Congratulations to my colleague and co-blogger!  As we say at USD law, that's "high impact scholarship." 

Also, I think he's wrong. He argues:

These programs [Social Security and Medicare] are enacted under Congress’s so-called spending power.  Under this power, Congress is said to have the power to spend for the general welfare.

But I don’t believe there is a spending power.  The constitutional provision states that “Congress shall have power to lay and collect taxes, duties, imposts and excises, to pay the debts and provide for the common defense and general welfare of the United States.”  In my view, this Clause merely confers on Congress the power to tax.  The money is then to be used to further the other enumerated powers, which are briefly characterized as “for the common defense and general welfare.”  If this reading, which was held by James Madison is correct, Social Security and Medicare would be unconstitutional.  (I should note that some originalists disagree with this reading of the Constitution, but I think they are mistaken. For my defense of this reading, see here and here.)

I'm one of those originalists (or maybe "textualists") who disagrees.  Here's the text again:

Congress shall have power to lay and collect taxes ... to  ... provide for the ... general welfare of the United States.

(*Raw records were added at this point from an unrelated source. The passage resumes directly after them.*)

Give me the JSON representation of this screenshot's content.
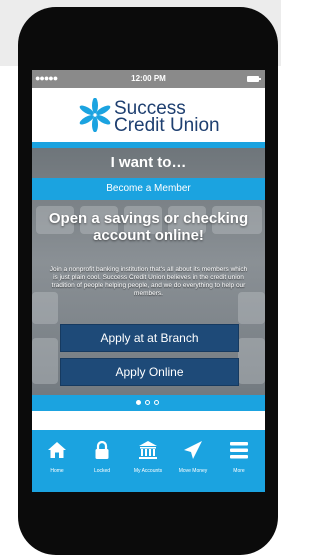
{
  "status_bar": {
    "signal_dots": "●●●●●",
    "time": "12:00 PM"
  },
  "logo": {
    "line1": "Success",
    "line2": "Credit Union",
    "icon": "starburst-logo-icon"
  },
  "hero": {
    "heading": "I want to…",
    "tab_label": "Become a Member",
    "headline": "Open a savings or checking account online!",
    "body": "Join a nonprofit banking institution that's all about its members which is just plain cool.  Success Credit Union believes in the credit union tradition of people helping people, and we do everything to help our members.",
    "buttons": {
      "branch": "Apply at at Branch",
      "online": "Apply Online"
    },
    "pager": {
      "count": 3,
      "active_index": 0
    }
  },
  "tabbar": {
    "items": [
      {
        "label": "Home",
        "icon": "home-icon"
      },
      {
        "label": "Locked",
        "icon": "lock-icon"
      },
      {
        "label": "My Accounts",
        "icon": "bank-icon"
      },
      {
        "label": "Move Money",
        "icon": "paper-plane-icon"
      },
      {
        "label": "More",
        "icon": "menu-icon"
      }
    ]
  },
  "colors": {
    "accent": "#1ba3e0",
    "brand_navy": "#1e3f70",
    "button": "#1e4a78"
  }
}
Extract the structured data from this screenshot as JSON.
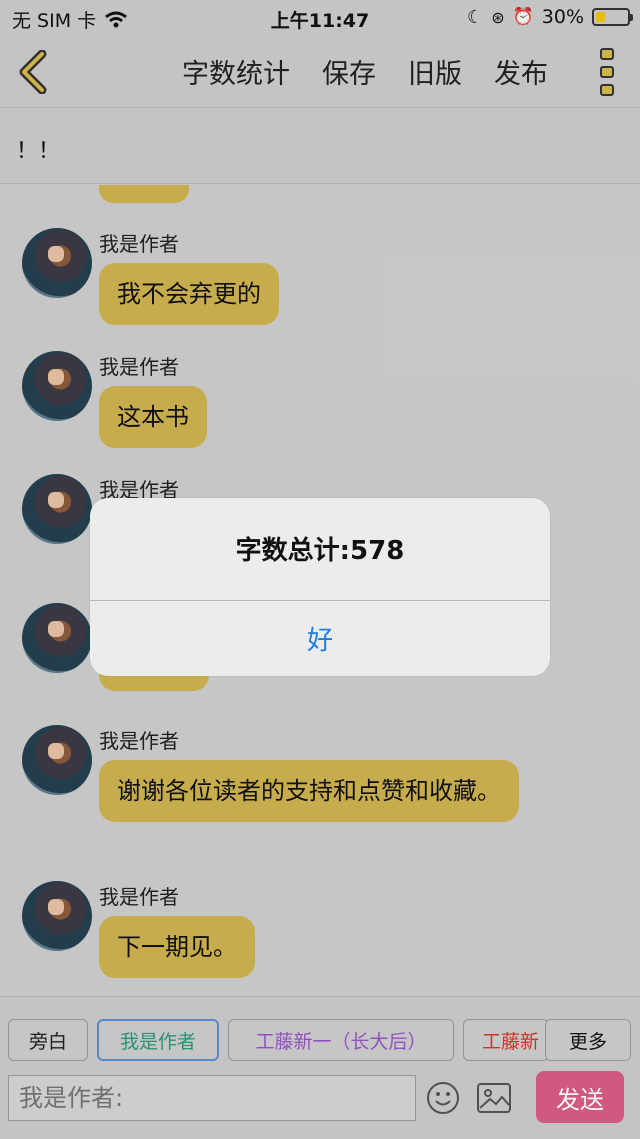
{
  "status_bar": {
    "carrier": "无 SIM 卡",
    "time": "上午11:47",
    "battery_percent": "30%",
    "battery_level": 0.3
  },
  "nav": {
    "actions": [
      "字数统计",
      "保存",
      "旧版",
      "发布"
    ],
    "icons": {
      "back": "chevron-left-icon",
      "more": "vertical-dots-icon"
    }
  },
  "notice": {
    "text": "！！"
  },
  "messages": [
    {
      "sender": "我是作者",
      "text": "我不会弃更的"
    },
    {
      "sender": "我是作者",
      "text": "这本书"
    },
    {
      "sender": "我是作者",
      "text": ""
    },
    {
      "sender": "我是作者",
      "text": ""
    },
    {
      "sender": "我是作者",
      "text": "谢谢各位读者的支持和点赞和收藏。"
    },
    {
      "sender": "我是作者",
      "text": "下一期见。"
    }
  ],
  "composer": {
    "roles": [
      {
        "label": "旁白",
        "color": "#222222"
      },
      {
        "label": "我是作者",
        "color": "#2a9a7a"
      },
      {
        "label": "工藤新一（长大后）",
        "color": "#9a55c8"
      },
      {
        "label": "工藤新",
        "color": "#d03a2a"
      }
    ],
    "more_label": "更多",
    "input_placeholder": "我是作者:",
    "send_label": "发送"
  },
  "dialog": {
    "title": "字数总计:578",
    "ok_label": "好"
  },
  "colors": {
    "bubble": "#cfb451",
    "send_button": "#d95d85",
    "dialog_ok": "#1b7ee0"
  }
}
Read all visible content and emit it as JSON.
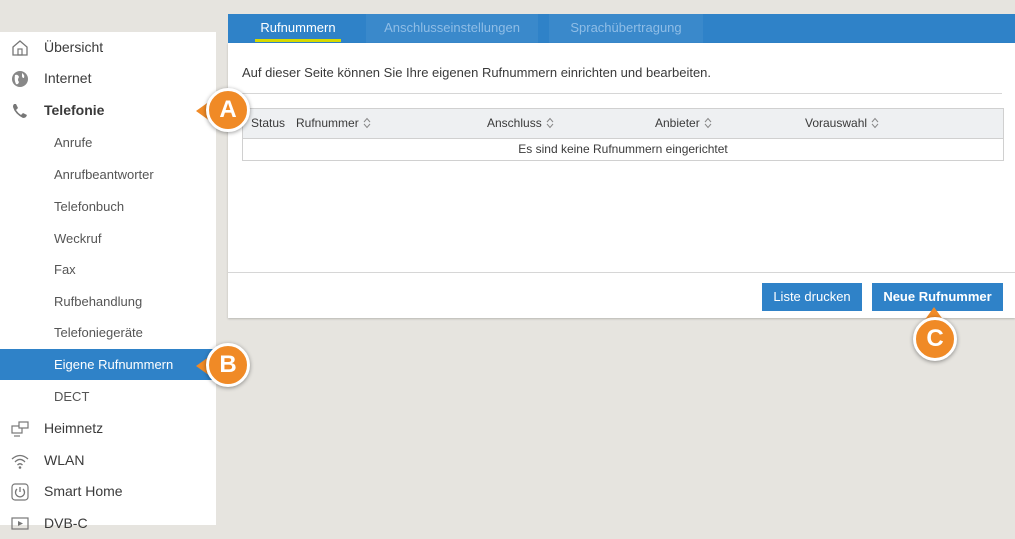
{
  "tabs": [
    {
      "label": "Rufnummern",
      "active": true
    },
    {
      "label": "Anschlusseinstellungen",
      "active": false
    },
    {
      "label": "Sprachübertragung",
      "active": false
    }
  ],
  "sidebar": {
    "items": [
      {
        "label": "Übersicht",
        "icon": "home-icon",
        "level": "top"
      },
      {
        "label": "Internet",
        "icon": "globe-icon",
        "level": "top"
      },
      {
        "label": "Telefonie",
        "icon": "phone-icon",
        "level": "top",
        "bold": true
      },
      {
        "label": "Anrufe",
        "level": "sub"
      },
      {
        "label": "Anrufbeantworter",
        "level": "sub"
      },
      {
        "label": "Telefonbuch",
        "level": "sub"
      },
      {
        "label": "Weckruf",
        "level": "sub"
      },
      {
        "label": "Fax",
        "level": "sub"
      },
      {
        "label": "Rufbehandlung",
        "level": "sub"
      },
      {
        "label": "Telefoniegeräte",
        "level": "sub"
      },
      {
        "label": "Eigene Rufnummern",
        "level": "sub",
        "active": true
      },
      {
        "label": "DECT",
        "level": "sub"
      },
      {
        "label": "Heimnetz",
        "icon": "network-icon",
        "level": "top"
      },
      {
        "label": "WLAN",
        "icon": "wifi-icon",
        "level": "top"
      },
      {
        "label": "Smart Home",
        "icon": "power-icon",
        "level": "top"
      },
      {
        "label": "DVB-C",
        "icon": "tv-icon",
        "level": "top"
      }
    ]
  },
  "main": {
    "intro": "Auf dieser Seite können Sie Ihre eigenen Rufnummern einrichten und bearbeiten.",
    "table": {
      "columns": [
        "Status",
        "Rufnummer",
        "Anschluss",
        "Anbieter",
        "Vorauswahl"
      ],
      "empty_message": "Es sind keine Rufnummern eingerichtet"
    },
    "buttons": {
      "print": "Liste drucken",
      "new": "Neue Rufnummer"
    }
  },
  "callouts": [
    "A",
    "B",
    "C"
  ],
  "colors": {
    "accent": "#2f82c8",
    "tab_underline": "#d7d900",
    "callout": "#f08a26",
    "background": "#e6e4df"
  }
}
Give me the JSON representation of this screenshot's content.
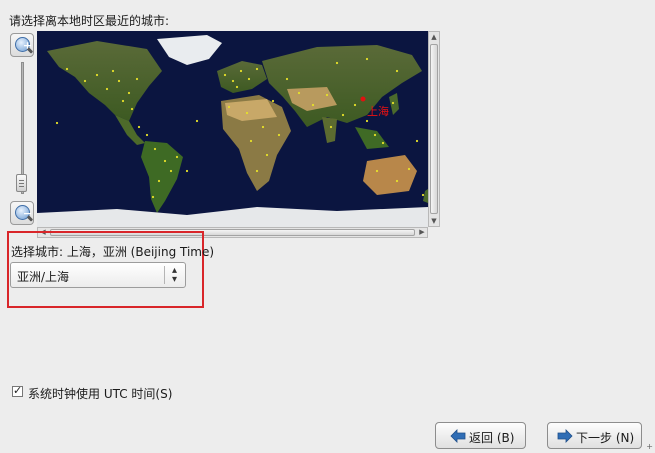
{
  "prompt": "请选择离本地时区最近的城市:",
  "map": {
    "selected_city_label": "上海"
  },
  "selection": {
    "label": "选择城市: 上海，亚洲 (Beijing Time)",
    "combo_value": "亚洲/上海"
  },
  "utc": {
    "label": "系统时钟使用 UTC 时间(S)",
    "checked": true
  },
  "buttons": {
    "back": "返回 (B)",
    "next": "下一步 (N)"
  },
  "colors": {
    "highlight": "#d9262a",
    "city_dot": "#e6e02a",
    "ocean": "#0b1540",
    "selected_city": "#e11111"
  },
  "icons": {
    "zoom_in": "zoom-in-icon",
    "zoom_out": "zoom-out-icon",
    "back": "left-arrow-icon",
    "next": "right-arrow-icon",
    "combo": "chevron-updown-icon"
  }
}
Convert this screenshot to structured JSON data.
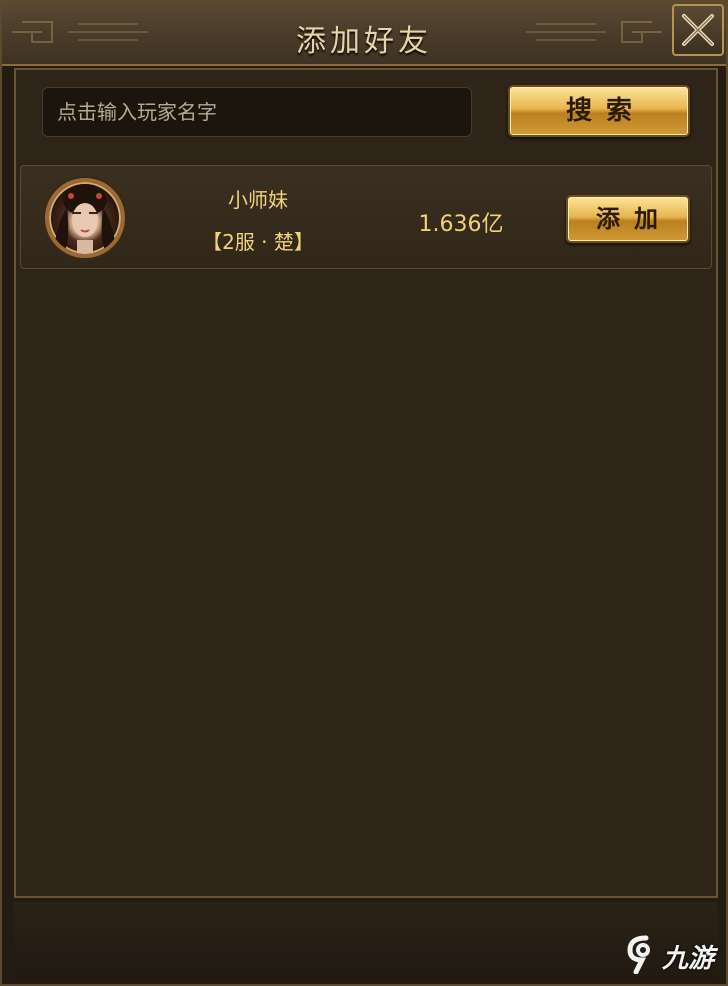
{
  "dialog": {
    "title": "添加好友",
    "close_icon": "close-x-icon"
  },
  "search": {
    "placeholder": "点击输入玩家名字",
    "value": "",
    "button_label": "搜索"
  },
  "results": [
    {
      "name": "小师妹",
      "server": "【2服 · 楚】",
      "power": "1.636亿",
      "add_label": "添加",
      "avatar_icon": "player-portrait-avatar"
    }
  ],
  "colors": {
    "gold_text": "#f0d27a",
    "title_text": "#e6d4a8",
    "panel_bg": "#2e2418",
    "button_gold": "#e8b54f"
  },
  "watermark": {
    "logo_icon": "9you-logo-icon",
    "text": "九游"
  }
}
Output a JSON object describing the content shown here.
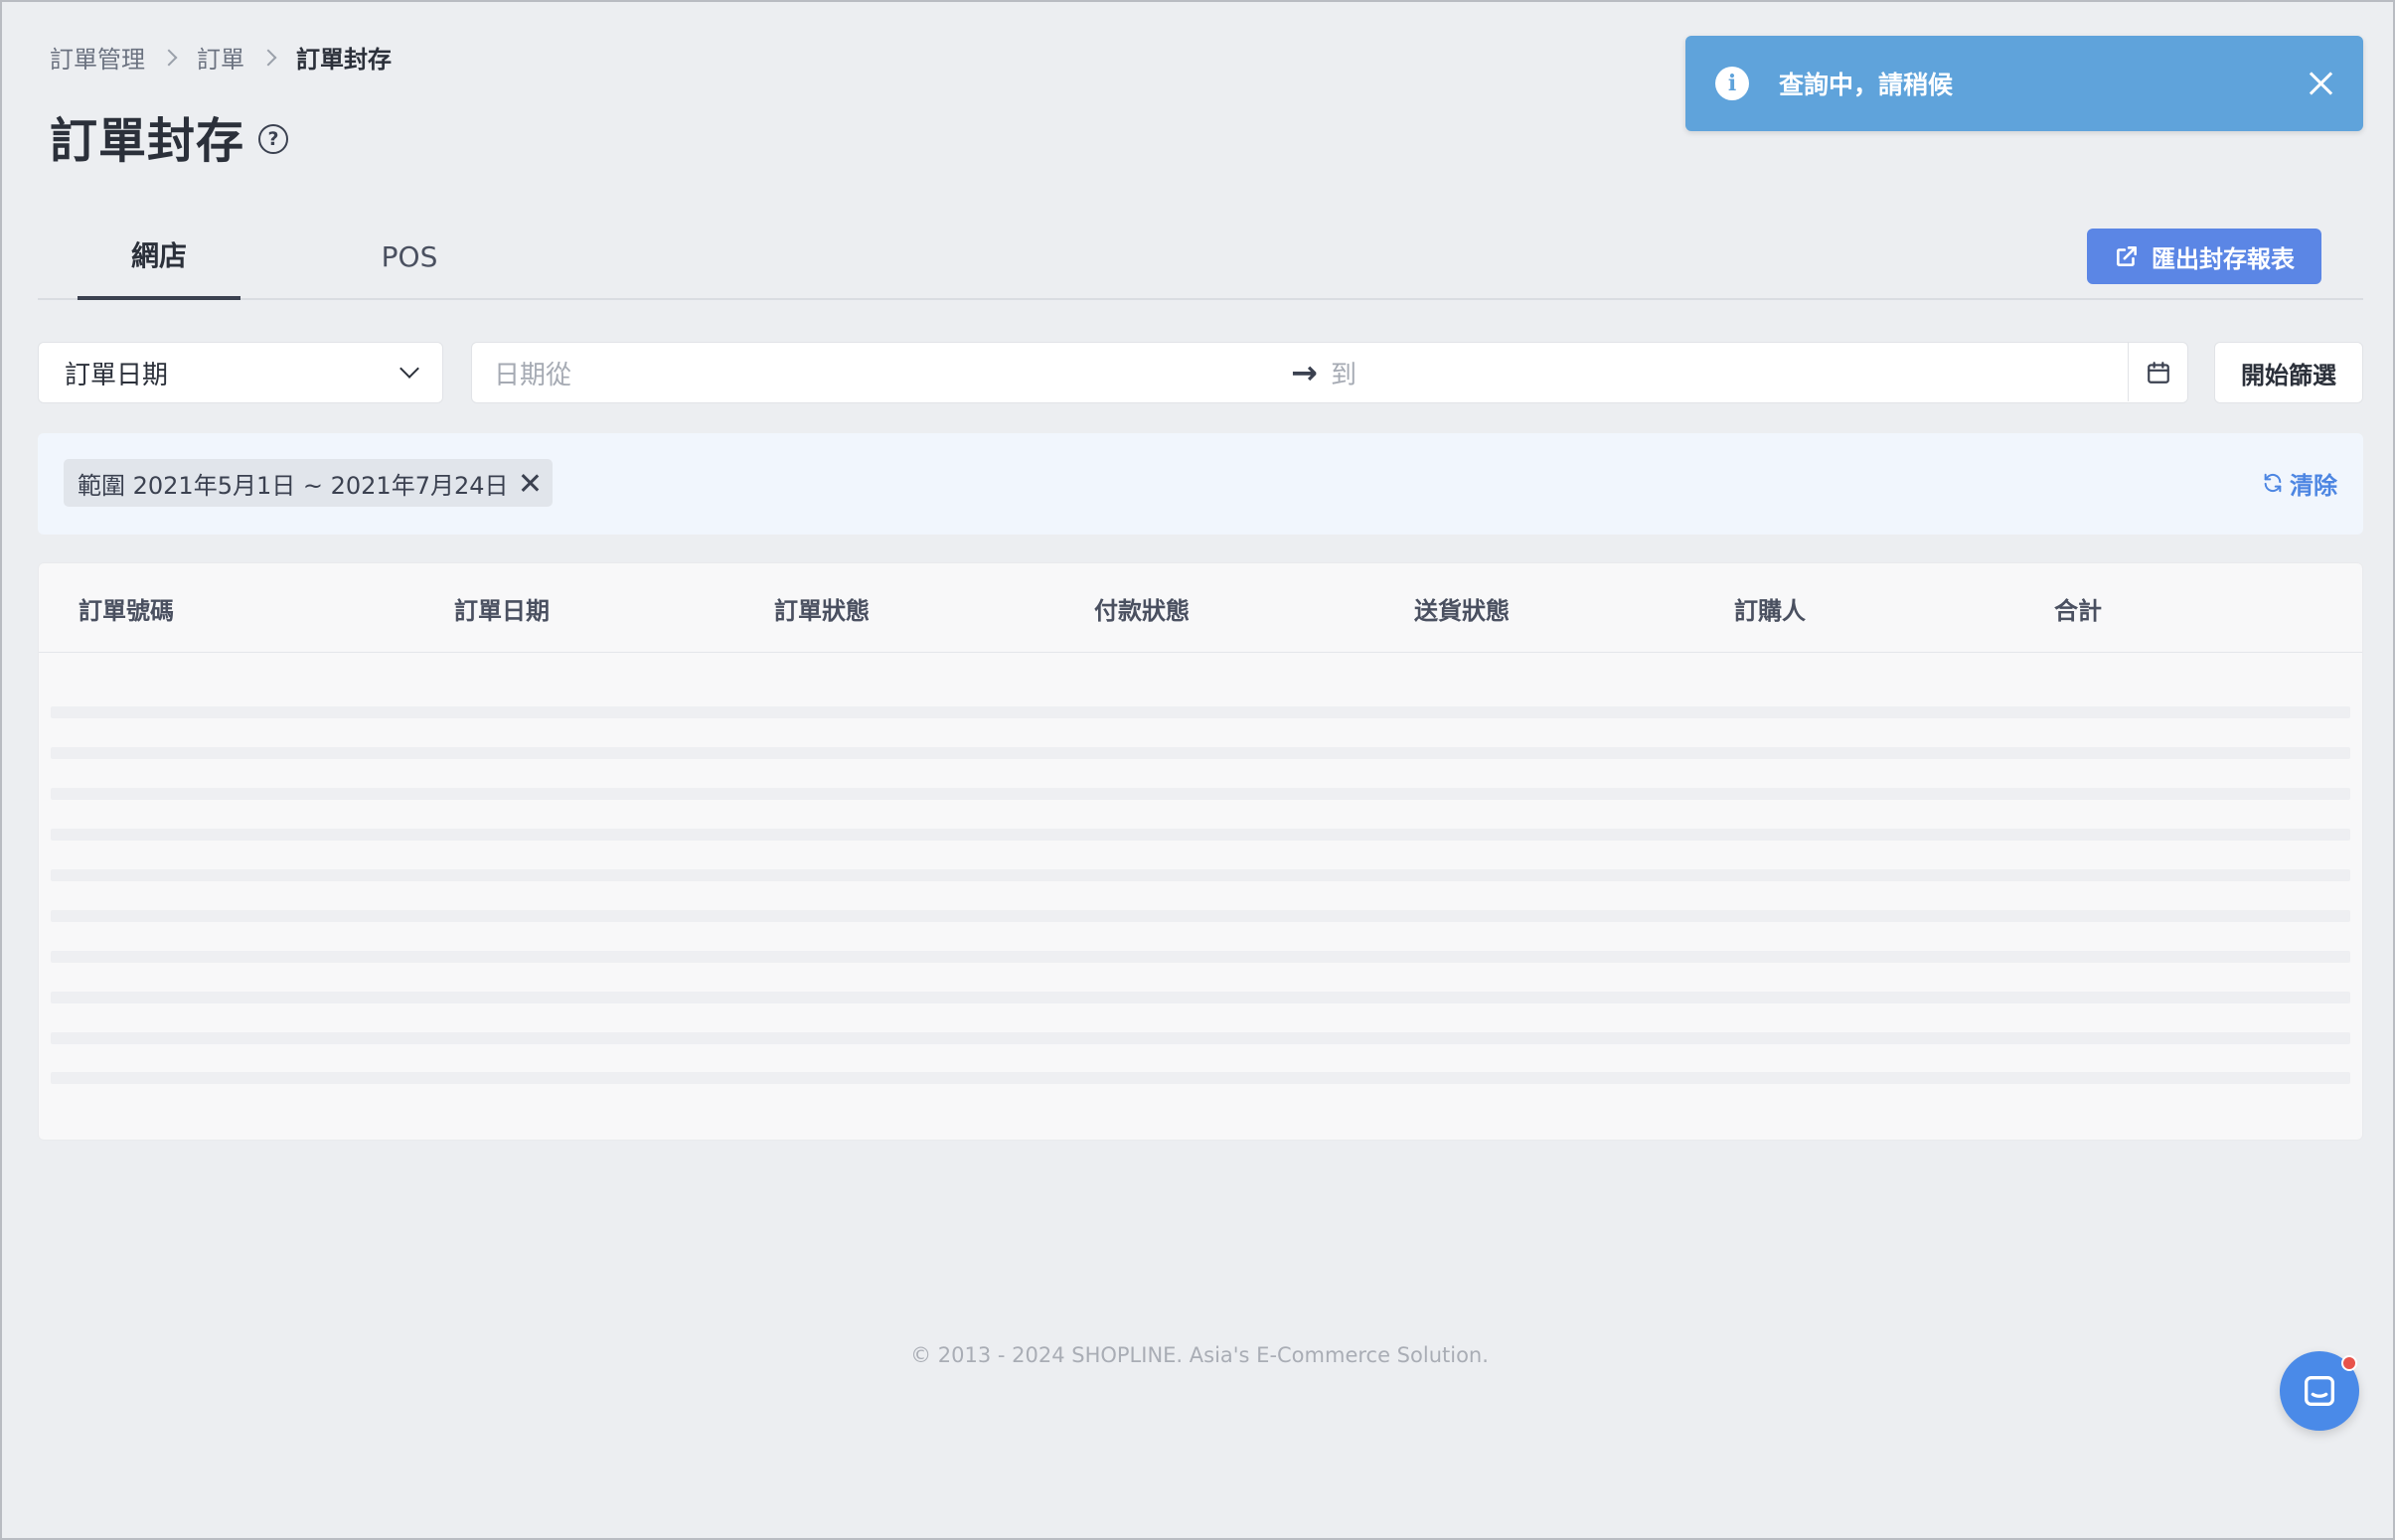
{
  "breadcrumb": {
    "items": [
      "訂單管理",
      "訂單",
      "訂單封存"
    ]
  },
  "page": {
    "title": "訂單封存",
    "help_icon": "question-circle-icon"
  },
  "toast": {
    "message": "查詢中，請稍候",
    "icon": "info-icon",
    "close_icon": "close-icon",
    "color": "#5fa3db"
  },
  "tabs": [
    {
      "label": "網店",
      "active": true
    },
    {
      "label": "POS",
      "active": false
    }
  ],
  "export_button": {
    "label": "匯出封存報表",
    "icon": "external-link-icon",
    "color": "#5b86e5"
  },
  "filters": {
    "date_type": "訂單日期",
    "date_from_placeholder": "日期從",
    "date_to_placeholder": "到",
    "apply_label": "開始篩選"
  },
  "active_filter": {
    "chip_label": "範圍 2021年5月1日 ~ 2021年7月24日",
    "clear_label": "清除"
  },
  "table": {
    "columns": [
      "訂單號碼",
      "訂單日期",
      "訂單狀態",
      "付款狀態",
      "送貨狀態",
      "訂購人",
      "合計"
    ],
    "loading": true
  },
  "footer": {
    "text": "© 2013 - 2024 SHOPLINE. Asia's E-Commerce Solution."
  },
  "chat": {
    "icon": "chat-icon",
    "has_notification": true
  },
  "colors": {
    "accent": "#4d86e2",
    "background": "#eceef1"
  }
}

This sounds to me like an authorization to spend tax revenue on the general welfare, which in turn sounds like a very broad and open-ended category of objectives.  Professor Rappaport says that the money can only be used to "further the other enumerated powers, which are briefly characterized as 'for the common defense and general welfare.""  But if the Framers wanted to limit federal spending to the other enumerated powers, this is an odd and uncertain way to do it.  It would have been much better (and safer) to say: "Congress shall have power to lay and collect taxes ... to  ... bring into execution the powers granted to it in this Constitution."

"General welfare" is not at all an obvious synonym for "enumerated powers."  Rather, it seems to mean, less specifically, things in the national public interest, which surely include the enumerated powers but could be much broader.  For example, suppose one thinks that creating a national university (something debated at the founding) is not within Congress' enumerated powers.  (I think it probably isn't).  One could still easily conclude that a national university promotes the general welfare, in the ordinary sense of that phrase (which seems to mean something like bringing greater prosperity to the people as a whole).

I know that Madison and other framers are against me here.  But, after its adoption, they had an interest in reading the spending clause narrowly.  And when the text seems clear I'll take it over Madison.

FURTHER THOUGHTS:  Also I think Judge Barrett fumbled the response.  This isn't an obscure issue.  The Supreme Court discussed the competing founding-era views of the spending clause in United States v. Butler, 297 U.S. 1 (1936) and opted for the broader Hamiltonian view over the narrower Madison/Rappaport view.  The Court then upheld the 1935 Social Security Act the next year in Steward Machine Co. v. Davis, 301 U.S 548 (1937) and Helvering v. Davis, 301 U.S. 619 (1937).  The constitutionality of Medicare seems to follow easily from the constitutionality of Social Security. I'm not aware of any serious judicial challenges to these conclusions since the New Deal, and the reliance and institutional interests seem paramount and more than adequate to sustain the outcomes under pretty much any theory of stare decisis (as Professor Rappaport himself says in the linked post).